O problema não pode ser genérico ou abrangente demais.
- Reduzir a
tarefa de pesquisa ao que o pesquisador é capaz de realizar: a maioria dos
pesquisadores tende a querer “abraçar o mundo” com sua pesquisa. Ao delimitar o
campo de estudo, deve-se pensar também em como delimitar as atividades que se
propõe a executar na pesquisa, para que o pesquisador não se veja frustado por
não dar conta de fazer tudo aquilo que planejou. É preciso ter pé no chão com a
proposta.
- Evitar
coleta de dados que favoreça a uma determinada solução: é comum o pesquisador
ir a campo já com uma ideia fixa do que vai encontrar e, muitas vezes, esta
fixação turva a visão do pesquisador. Se o pesquisador vai a campo já com a
intenção de provar algo, independente do dado que vai coletar, não tem sentido
a coleta.
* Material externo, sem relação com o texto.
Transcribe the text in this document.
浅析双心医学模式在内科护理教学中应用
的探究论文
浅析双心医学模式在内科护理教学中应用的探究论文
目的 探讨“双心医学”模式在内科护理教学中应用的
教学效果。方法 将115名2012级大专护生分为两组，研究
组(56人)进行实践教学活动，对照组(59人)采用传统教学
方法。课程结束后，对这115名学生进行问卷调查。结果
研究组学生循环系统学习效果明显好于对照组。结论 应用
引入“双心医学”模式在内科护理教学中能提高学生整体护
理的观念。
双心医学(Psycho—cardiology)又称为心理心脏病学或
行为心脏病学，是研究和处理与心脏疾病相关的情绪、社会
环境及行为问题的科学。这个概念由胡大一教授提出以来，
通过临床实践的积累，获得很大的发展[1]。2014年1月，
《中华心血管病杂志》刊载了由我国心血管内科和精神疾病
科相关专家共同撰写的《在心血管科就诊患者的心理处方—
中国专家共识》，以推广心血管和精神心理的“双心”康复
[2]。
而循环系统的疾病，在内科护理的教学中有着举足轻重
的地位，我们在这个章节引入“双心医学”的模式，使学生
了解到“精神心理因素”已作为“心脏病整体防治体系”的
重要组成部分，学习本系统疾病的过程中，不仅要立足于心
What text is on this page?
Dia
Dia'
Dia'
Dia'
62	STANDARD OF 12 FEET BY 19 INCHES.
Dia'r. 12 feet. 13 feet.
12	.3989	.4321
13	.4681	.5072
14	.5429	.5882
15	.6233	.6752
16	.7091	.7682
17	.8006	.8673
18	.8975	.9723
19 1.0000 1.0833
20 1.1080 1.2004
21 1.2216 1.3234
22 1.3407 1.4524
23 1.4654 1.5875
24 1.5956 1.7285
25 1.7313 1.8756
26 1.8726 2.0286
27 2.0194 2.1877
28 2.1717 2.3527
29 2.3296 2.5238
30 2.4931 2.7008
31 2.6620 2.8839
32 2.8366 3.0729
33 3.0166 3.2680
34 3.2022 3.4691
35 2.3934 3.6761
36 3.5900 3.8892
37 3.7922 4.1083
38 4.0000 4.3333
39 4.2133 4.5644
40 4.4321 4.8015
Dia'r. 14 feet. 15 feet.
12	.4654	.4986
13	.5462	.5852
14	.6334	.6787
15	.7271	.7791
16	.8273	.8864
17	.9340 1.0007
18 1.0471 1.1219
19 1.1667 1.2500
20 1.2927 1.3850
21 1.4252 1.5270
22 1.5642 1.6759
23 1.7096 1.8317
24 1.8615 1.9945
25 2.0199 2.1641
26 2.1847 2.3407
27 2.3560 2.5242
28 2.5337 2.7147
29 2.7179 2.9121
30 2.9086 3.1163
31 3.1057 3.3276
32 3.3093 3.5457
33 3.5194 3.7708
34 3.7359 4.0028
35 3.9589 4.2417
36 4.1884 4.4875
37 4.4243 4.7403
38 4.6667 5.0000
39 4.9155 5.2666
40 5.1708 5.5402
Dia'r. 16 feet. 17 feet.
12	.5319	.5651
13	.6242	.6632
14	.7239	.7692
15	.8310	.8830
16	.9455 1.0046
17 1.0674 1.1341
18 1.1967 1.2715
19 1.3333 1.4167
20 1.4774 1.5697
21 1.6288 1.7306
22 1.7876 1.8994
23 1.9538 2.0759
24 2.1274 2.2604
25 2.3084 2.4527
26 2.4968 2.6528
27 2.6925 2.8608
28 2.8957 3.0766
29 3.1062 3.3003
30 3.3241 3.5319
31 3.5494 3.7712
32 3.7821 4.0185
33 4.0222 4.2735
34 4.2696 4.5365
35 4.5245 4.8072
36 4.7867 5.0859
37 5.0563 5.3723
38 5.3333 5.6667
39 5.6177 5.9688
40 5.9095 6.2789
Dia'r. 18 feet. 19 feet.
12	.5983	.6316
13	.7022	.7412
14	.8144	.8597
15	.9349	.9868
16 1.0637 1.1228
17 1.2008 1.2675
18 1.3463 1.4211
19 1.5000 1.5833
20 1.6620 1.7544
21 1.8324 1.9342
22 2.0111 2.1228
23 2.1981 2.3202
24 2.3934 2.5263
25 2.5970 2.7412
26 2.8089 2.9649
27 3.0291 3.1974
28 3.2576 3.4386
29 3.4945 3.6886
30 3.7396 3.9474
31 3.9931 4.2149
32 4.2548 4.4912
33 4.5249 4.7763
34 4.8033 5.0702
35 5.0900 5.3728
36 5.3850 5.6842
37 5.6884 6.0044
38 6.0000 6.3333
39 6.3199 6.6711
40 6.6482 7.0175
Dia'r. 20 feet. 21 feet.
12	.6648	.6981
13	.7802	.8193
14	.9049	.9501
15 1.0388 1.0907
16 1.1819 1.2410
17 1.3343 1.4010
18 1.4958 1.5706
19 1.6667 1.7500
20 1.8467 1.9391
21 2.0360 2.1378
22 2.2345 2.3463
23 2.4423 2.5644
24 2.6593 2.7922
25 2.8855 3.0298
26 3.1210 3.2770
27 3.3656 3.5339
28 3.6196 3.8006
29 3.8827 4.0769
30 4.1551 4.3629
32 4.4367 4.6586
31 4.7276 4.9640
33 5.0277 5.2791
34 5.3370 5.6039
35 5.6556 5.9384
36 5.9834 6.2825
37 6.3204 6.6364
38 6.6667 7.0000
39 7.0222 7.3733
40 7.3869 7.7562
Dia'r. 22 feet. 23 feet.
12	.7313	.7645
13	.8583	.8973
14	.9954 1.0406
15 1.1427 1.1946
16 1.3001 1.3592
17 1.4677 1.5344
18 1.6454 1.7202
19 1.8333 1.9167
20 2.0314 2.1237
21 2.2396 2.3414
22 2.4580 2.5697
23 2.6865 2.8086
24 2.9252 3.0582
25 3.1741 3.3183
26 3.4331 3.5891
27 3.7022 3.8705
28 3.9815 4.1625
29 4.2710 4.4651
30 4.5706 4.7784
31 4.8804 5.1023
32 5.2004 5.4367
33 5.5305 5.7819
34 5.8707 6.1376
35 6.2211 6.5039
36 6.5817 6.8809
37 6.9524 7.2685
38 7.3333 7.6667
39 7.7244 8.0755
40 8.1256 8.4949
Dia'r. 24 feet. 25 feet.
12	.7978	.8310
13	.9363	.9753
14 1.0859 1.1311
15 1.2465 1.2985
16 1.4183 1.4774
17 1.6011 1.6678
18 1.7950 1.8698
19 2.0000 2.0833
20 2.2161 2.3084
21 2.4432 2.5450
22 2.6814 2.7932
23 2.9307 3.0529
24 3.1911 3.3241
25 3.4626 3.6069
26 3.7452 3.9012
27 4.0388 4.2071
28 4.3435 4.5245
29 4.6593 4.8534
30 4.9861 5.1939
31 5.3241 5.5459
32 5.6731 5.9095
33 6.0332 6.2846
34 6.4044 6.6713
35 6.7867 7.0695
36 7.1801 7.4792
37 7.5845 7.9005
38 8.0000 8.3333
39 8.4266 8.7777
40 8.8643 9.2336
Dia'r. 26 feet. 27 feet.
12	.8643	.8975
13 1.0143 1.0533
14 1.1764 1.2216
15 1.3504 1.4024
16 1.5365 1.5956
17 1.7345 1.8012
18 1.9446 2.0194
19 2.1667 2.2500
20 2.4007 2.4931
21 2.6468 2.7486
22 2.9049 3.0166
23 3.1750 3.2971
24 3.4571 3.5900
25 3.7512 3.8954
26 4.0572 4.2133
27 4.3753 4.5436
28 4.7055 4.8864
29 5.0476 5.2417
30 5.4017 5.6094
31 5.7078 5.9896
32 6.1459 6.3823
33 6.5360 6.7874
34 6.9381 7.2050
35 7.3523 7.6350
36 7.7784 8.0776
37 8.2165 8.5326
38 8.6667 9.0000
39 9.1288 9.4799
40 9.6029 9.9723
É preciso que o pesquisador esteja aberto ao que vai encontrar na
coleta, mesmo que a descoberta esteja na contramão do que ele esperava ver.
- Definir
os conceitos a serem utilizados: atentar-se aos conceitos-chave da pesquisa. É
importante defini-los com clareza tanto para o leitor do trabalho, quanto para
o próprio pesquisador, que precisa saber do que está falando. A definição de
conceitos é um elemento fundamental para que o pesquisador consiga estabelecer
os limites daquilo que vai tratar, ou o campo de atuação da pesquisa.
- Prever as
etapas do processo de pesquisa, ainda que precise reformulá-las. O pesquisador
não deve se envergonhar de refazer o planejamento da pesquisa.
3.2 A
formulação do projeto de pesquisa: objetivos - geral e específicos
Na formulação
de projeto de pesquisas temos nos deparado, muitas vezes, com objetivos específicos
que vão muito além daquilo que foi proposto no objetivo geral. É quase como se
alguém tivesse escrito o objetivo geral e outra pessoa os específicos. O contrário,
embora em menor volume, também temos observado: objetivos específicos aquém
(que não dão conta) do objetivo geral. Tem sido mais comum o primeiro caso, ou
seja, o pesquisador pecar por excesso na escrita dos objetivos específicos.
O objetivo
geral de uma pesquisa está relacionado à questão principal da pesquisa, ao
problema a ser resolvido. O objetivo geral surge de uma pergunta de pesquisa
que instiga o pesquisador a procurar uma resposta.
Os
objetivos específicos estão relacionados às questões secundárias que serão
respondidas para dar conta de resolver a questão principal, ou o objetivo
geral. Um cuidado que se deve ter é que os objetivos específicos não podem ir
além e também não podem estar aquém do objetivo geral. É erro comum o
pesquisador escrever nos objetivos específicos ações que, se forem
concretizadas na prática, vão além do necessário para resolver o problema
principal da pesquisa. Quando isto acontece, é preciso rever o objetivo geral,
de maneira que ele agregue os objetivos específicos propostos ou então retirar
dos específicos as ações que estão “sobrando”. Cada objetivo específico deve
ser pensado à luz da seguinte pergunta: O que fazer para alcançar o objetivo
geral proposto?
4 Conclusão
Os Cursos Superiores
de Tecnologia (CSTs) são recortes de áreas de conhecimento e, por este motivo,
formam cidadãos especialistas, ao contrário dos bacharelados, que formam
generalistas. Ambos possuem seu valor no mercado de trabalho. Aquele que
procura um CST precisa estar ciente, ao contrário do que alguns pensam, que não
são cursos somente práticos, mas que, como qualquer formação, apresentam
propostas de aprofundamento teórico na área de conhecimento ao qual estão
vinculados. As pós-graduações lato sensu,
embora também estejam alinhadas ao mercado de trabalho e com a preocupação de
formar especialistas, têm a responsabilidade de aliar teoria, prática e
pesquisa.
Pesquisar
requer muito esforço, perseverança e busca de conhecimento do tema da pesquisa.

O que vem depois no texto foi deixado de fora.